We were also struck by how self-serving to the PGS industry one of the society’s recommendation to clinicians was: In addressing “the possible transfer of embryos with only mosaic aneuploidies,” the first recommendation the PGDIS suggests for patients in such a case is not transfer of mosaic embryos but “a further cycle of IVF with (repeated) aneuploidy testing to increase the chance of identifying a normal euploid blastocyst for transfer.” The “chutzpah” of this recommendation is really difficult to fathom: After getting a worthless uninterpretable result, let’s do it all over again, incurring not only the cost of yet another PGS procedure but also of a complete second IVF cycle!

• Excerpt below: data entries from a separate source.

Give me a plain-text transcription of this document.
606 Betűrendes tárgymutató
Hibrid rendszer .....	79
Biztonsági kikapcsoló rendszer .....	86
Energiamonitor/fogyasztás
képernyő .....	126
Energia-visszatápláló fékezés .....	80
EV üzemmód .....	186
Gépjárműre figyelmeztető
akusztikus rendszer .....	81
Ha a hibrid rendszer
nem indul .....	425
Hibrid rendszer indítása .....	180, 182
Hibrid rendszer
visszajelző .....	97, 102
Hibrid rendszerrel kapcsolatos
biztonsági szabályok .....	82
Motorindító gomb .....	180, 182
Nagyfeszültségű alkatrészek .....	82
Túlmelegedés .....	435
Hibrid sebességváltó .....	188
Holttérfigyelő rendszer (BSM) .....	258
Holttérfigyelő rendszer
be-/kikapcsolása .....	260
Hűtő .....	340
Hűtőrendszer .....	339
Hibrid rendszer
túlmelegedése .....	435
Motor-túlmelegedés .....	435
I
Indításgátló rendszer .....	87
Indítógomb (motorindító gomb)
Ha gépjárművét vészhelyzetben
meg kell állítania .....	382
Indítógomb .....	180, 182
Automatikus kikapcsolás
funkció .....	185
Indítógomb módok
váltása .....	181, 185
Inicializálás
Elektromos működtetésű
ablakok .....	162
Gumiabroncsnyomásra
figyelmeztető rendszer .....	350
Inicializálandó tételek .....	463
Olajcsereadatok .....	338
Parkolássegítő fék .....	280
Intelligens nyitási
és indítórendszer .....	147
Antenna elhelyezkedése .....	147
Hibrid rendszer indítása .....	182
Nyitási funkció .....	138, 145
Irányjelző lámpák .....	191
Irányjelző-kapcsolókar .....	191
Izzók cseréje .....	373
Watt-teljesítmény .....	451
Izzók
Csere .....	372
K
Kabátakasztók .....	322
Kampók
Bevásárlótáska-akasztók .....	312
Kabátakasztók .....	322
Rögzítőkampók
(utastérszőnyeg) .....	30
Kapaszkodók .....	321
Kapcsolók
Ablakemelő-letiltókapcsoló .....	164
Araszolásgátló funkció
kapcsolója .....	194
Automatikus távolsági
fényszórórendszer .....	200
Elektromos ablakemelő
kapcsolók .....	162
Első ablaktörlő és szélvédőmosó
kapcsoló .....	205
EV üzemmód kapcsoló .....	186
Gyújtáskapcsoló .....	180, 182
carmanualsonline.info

In summary, even the most interested proponents of PGS in these new PGDIS recommendations acknowledge how useless and, indeed, misleading their past diagnostic approaches to PGS have been. Yet, still, even in these new recommendations, they fail to acknowledge that, in early stage embryos, a single biopsy of a few trophectoderm cells cannot accurately enough reflect the chromosomal status of an embryo. PGS, therefore, clinically is a worthless procedure because a single biopsy can never determine whether an embryo can be transferred or should be discarded.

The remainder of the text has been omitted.